Zodiac Gold Announces Upsizing of Non-Brokered Private Placement
Vancouver, British Columbia--(Newsfile Corp. - April 23, 2025) - Zodiac Gold Inc. (TSXV: ZAU) ("Zodiac Gold" or the "Company"), a West-African gold exploration company, is pleased to announce that due to investor demand, it has upsized its previously announced non-brokered private placement on February 6, 2025, from CAD $1,000,000 to approximately CAD $1,107,926.
The proceeds from the financing will be used to advance the Company's exploration activities, support corporate development initiatives, and for general working capital purposes. The Company anticipates closing the private placement by the end of April 2025, subject to final regulatory approvals and customary closing conditions.
David Kol, CEO of Zodiac Gold, commented: "The upsizing of this financing reflects the growing confidence in Zodiac Gold's vision and the strength of our upcoming exploration strategy. We are grateful for the continued support from both existing and new investors and look forward to delivering on our growth objectives."
The securities described herein have not been, and will not be, registered under the United States Securities Act of 1933, as amended (the "U.S. Securities Act"), or any state securities laws, and accordingly, may not be offered or sold within the United States except in compliance with the registration requirements of the U.S. Securities Act and applicable state securities requirements or pursuant to exemptions therefrom. This press release does not constitute an offer to sell or a solicitation to buy any securities in any jurisdiction.
Insider Participation
An insider participated in the Offering and subscribed for an aggregate of 535,714 Units for a total of approximately CAD$37,500. Such participation is considered to be a "related party transaction" as defined under the policies of the TSXV and Multilateral Instrument 61-101 - Protection of Minority Security Holders in Special Transactions ("MI 61-101").

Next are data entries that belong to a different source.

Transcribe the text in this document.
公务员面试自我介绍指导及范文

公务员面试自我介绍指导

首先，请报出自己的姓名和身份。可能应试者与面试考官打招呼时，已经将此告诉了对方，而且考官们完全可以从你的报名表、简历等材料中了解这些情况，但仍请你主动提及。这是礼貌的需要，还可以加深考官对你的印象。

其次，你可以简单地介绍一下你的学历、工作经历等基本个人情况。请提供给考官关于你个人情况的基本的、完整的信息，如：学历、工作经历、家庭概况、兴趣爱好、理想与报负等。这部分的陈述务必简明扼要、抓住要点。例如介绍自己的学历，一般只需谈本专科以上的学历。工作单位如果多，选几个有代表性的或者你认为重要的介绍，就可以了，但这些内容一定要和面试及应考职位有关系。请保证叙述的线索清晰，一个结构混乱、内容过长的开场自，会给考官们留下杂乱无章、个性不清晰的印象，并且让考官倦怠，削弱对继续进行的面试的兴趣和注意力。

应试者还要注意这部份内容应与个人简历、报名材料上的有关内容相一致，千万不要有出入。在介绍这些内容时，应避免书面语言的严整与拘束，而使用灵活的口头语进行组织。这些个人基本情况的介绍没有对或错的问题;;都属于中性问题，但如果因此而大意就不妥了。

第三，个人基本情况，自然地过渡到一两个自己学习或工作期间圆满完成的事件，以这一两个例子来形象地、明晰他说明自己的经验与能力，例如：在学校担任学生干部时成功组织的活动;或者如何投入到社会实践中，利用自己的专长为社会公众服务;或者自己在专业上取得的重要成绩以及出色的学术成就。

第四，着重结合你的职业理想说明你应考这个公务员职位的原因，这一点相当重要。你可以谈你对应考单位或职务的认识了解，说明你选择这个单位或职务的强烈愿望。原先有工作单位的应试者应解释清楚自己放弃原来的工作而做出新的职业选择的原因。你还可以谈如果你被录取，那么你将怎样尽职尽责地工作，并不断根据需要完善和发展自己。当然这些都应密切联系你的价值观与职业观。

The Company has relied on exemptions from the minority shareholder approval and formal valuation requirements applicable to the related-party transactions under sections 5.5(a) and 5.7(1)(a), respectively, of MI 61-101, as the fair market value (as determined under MI 61-101) of the Units acquired by the insider and the consideration paid by such insider does not exceed 25% of the Company's market capitalization. The Company did not file a material change report with respect to the related party transaction at least 21 days before the closing of the Offering, which the Company deems reasonable in the circumstances in order to complete the Offering in an expeditious manner.